Total commercial vehicle production for North America and the total for each nation on a rolling three-month basis is shown below in the first chart in Figure 4, while the production of commercial vehicles in the U.S and the year-over-year growth rate is displayed in the second chart. Figure 5 shows the production of commercial vehicles and the year-over-year growth rate in Mexico displayed in the first chart, while the second chart shows the production share for each nation. Of note for the Canadian automotive sector, December marked Canada’s second month of commercial vehicle production in 24 months. The U.S.’s northern neighbor produced 2,739 light commercial vehicles in December, the second month of production since December 2019 when they produced 5,966 units, and up 1,944 units month on month.

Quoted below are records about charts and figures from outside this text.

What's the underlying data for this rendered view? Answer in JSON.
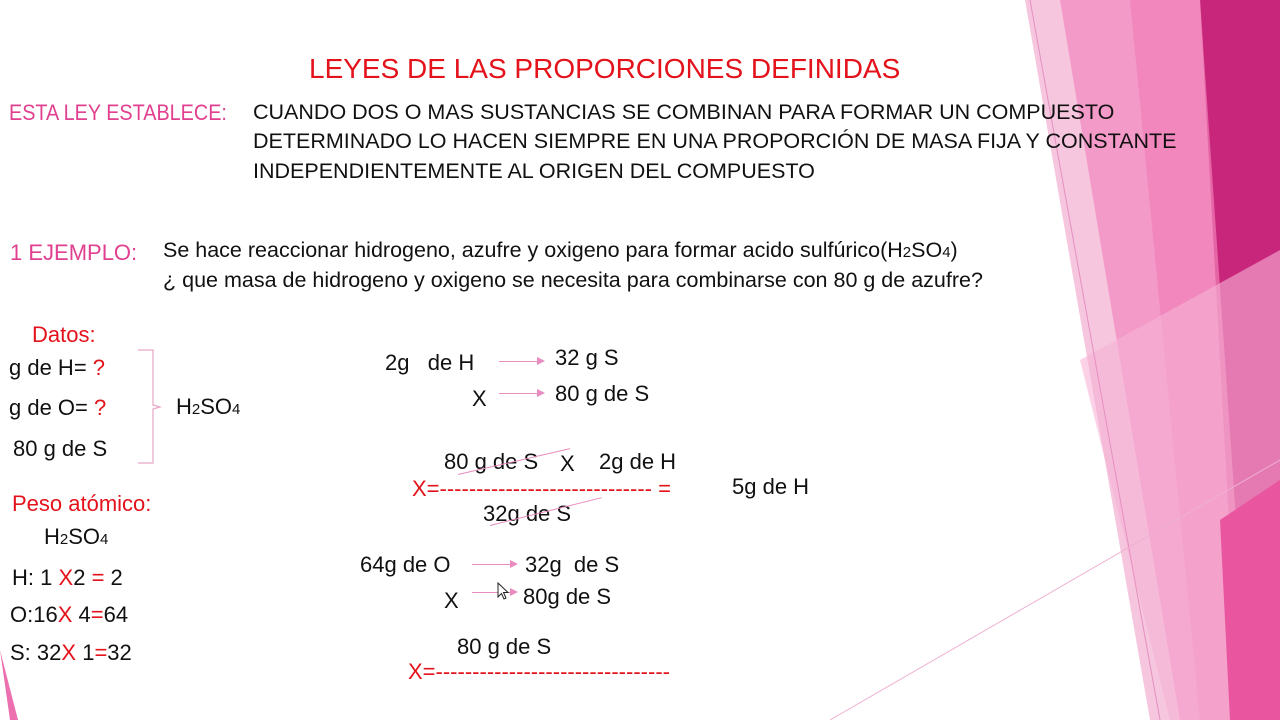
{
  "slide": {
    "title": "LEYES DE LAS PROPORCIONES DEFINIDAS",
    "law_label": "ESTA LEY ESTABLECE:",
    "law_lines": [
      "CUANDO DOS O MAS SUSTANCIAS  SE COMBINAN PARA FORMAR UN COMPUESTO",
      "DETERMINADO LO HACEN SIEMPRE EN UNA PROPORCIÓN DE MASA FIJA Y CONSTANTE",
      "INDEPENDIENTEMENTE AL ORIGEN DEL COMPUESTO"
    ],
    "example_label": "1 EJEMPLO:",
    "example_line1": "Se hace reaccionar hidrogeno, azufre  y oxigeno  para formar acido sulfúrico(H",
    "example_line1_sub1": "2",
    "example_line1_mid": "SO",
    "example_line1_sub2": "4",
    "example_line1_end": ")",
    "example_line2": "¿ que masa de hidrogeno y oxigeno se necesita para combinarse con 80 g de azufre?",
    "datos": {
      "label": "Datos:",
      "items": [
        {
          "text": "g de H=",
          "mark": "?"
        },
        {
          "text": "g de O=",
          "mark": "?"
        },
        {
          "text": "80 g de S",
          "mark": ""
        }
      ],
      "compound": "H",
      "compound_sub1": "2",
      "compound_mid": "SO",
      "compound_sub2": "4"
    },
    "peso": {
      "label": "Peso atómico:",
      "compound": "H",
      "compound_sub1": "2",
      "compound_mid": "SO",
      "compound_sub2": "4",
      "rows": [
        {
          "el": "H:",
          "a": "1",
          "x": "X",
          "b": "2",
          "eq": "=",
          "r": " 2"
        },
        {
          "el": "O:",
          "a": "16",
          "x": "X",
          "b": " 4",
          "eq": "=",
          "r": "64"
        },
        {
          "el": "S:",
          "a": " 32",
          "x": "X",
          "b": " 1",
          "eq": "=",
          "r": "32"
        }
      ]
    },
    "calc_h": {
      "r1_left": "2g   de H",
      "r1_right": "32 g S",
      "r2_left": "X",
      "r2_right": "80 g de S",
      "num_a": "80 g de S",
      "num_x": "X",
      "num_b": "2g de H",
      "x_eq": "X=",
      "dashes": "-----------------------------",
      "result_eq": "=",
      "result": "5g de H",
      "den": "32g de S"
    },
    "calc_o": {
      "r1_left": "64g de O",
      "r1_right": "32g  de S",
      "r2_left": "X",
      "r2_right": "80g de S",
      "num": "80 g de S",
      "x_eq": "X=",
      "dashes": "--------------------------------"
    },
    "colors": {
      "title": "#e3121b",
      "label_pink": "#e0408f",
      "accent_pink": "#e88cc0",
      "bg_magenta": "#c8267a"
    }
  }
}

North American commercial vehicle production declined 13.9% in December, down 44,031 units month on month. The downgrade comes after a surge of 22.5% just two months prior when the region produced 321,744 units. Despite the increase in Canadian light commercial vehicles, the month-on-month dip was driven by decreases of 16.1% or 37,574 units in the U.S., and a decrease of 10.3% or 8,401 unts in Mexico. Production limitations due to the semiconductor shortage and other supply-chain constraints are expected to continue into the first quarter of 2022, but the addition of Canadian-produced commercial light vehicles is noteworthy.

The annual growth rate is now negative at -7.0% in Mexico, year on year, while the U.S. growth rate over the same period is also down at -1.8%. Canada’s renewed production saw its growth rate improve to -40.8% in December. The U.S. share was 72.2% in December, down 1.2 percentage points versus the month prior. Mexico’s share expanded slightly to 26.8% month on month, up 0.2 of a percentage point, while Canada now has a 0.4% share of the market. Presently, Mexico exports just under 80% of its light vehicle production, while the U.S and Canada are the highest volume destinations for Mexican exports.

Auto DEC Figure4

Auto DEC Figure5

Editor’s Note: This report is based on data from LMC Automotive for automotive assemblies in the U.S., Canada and Mexico. The breakdown of assemblies is “Personal” (cars for personal use) and “Commercial” (light vehicles less than 6.0 metric tons gross vehicle weight rating; heavy trucks and buses are not included). In this report, we describe light vehicle sales in the U.S. and report in detail on assemblies in the three regions of North America.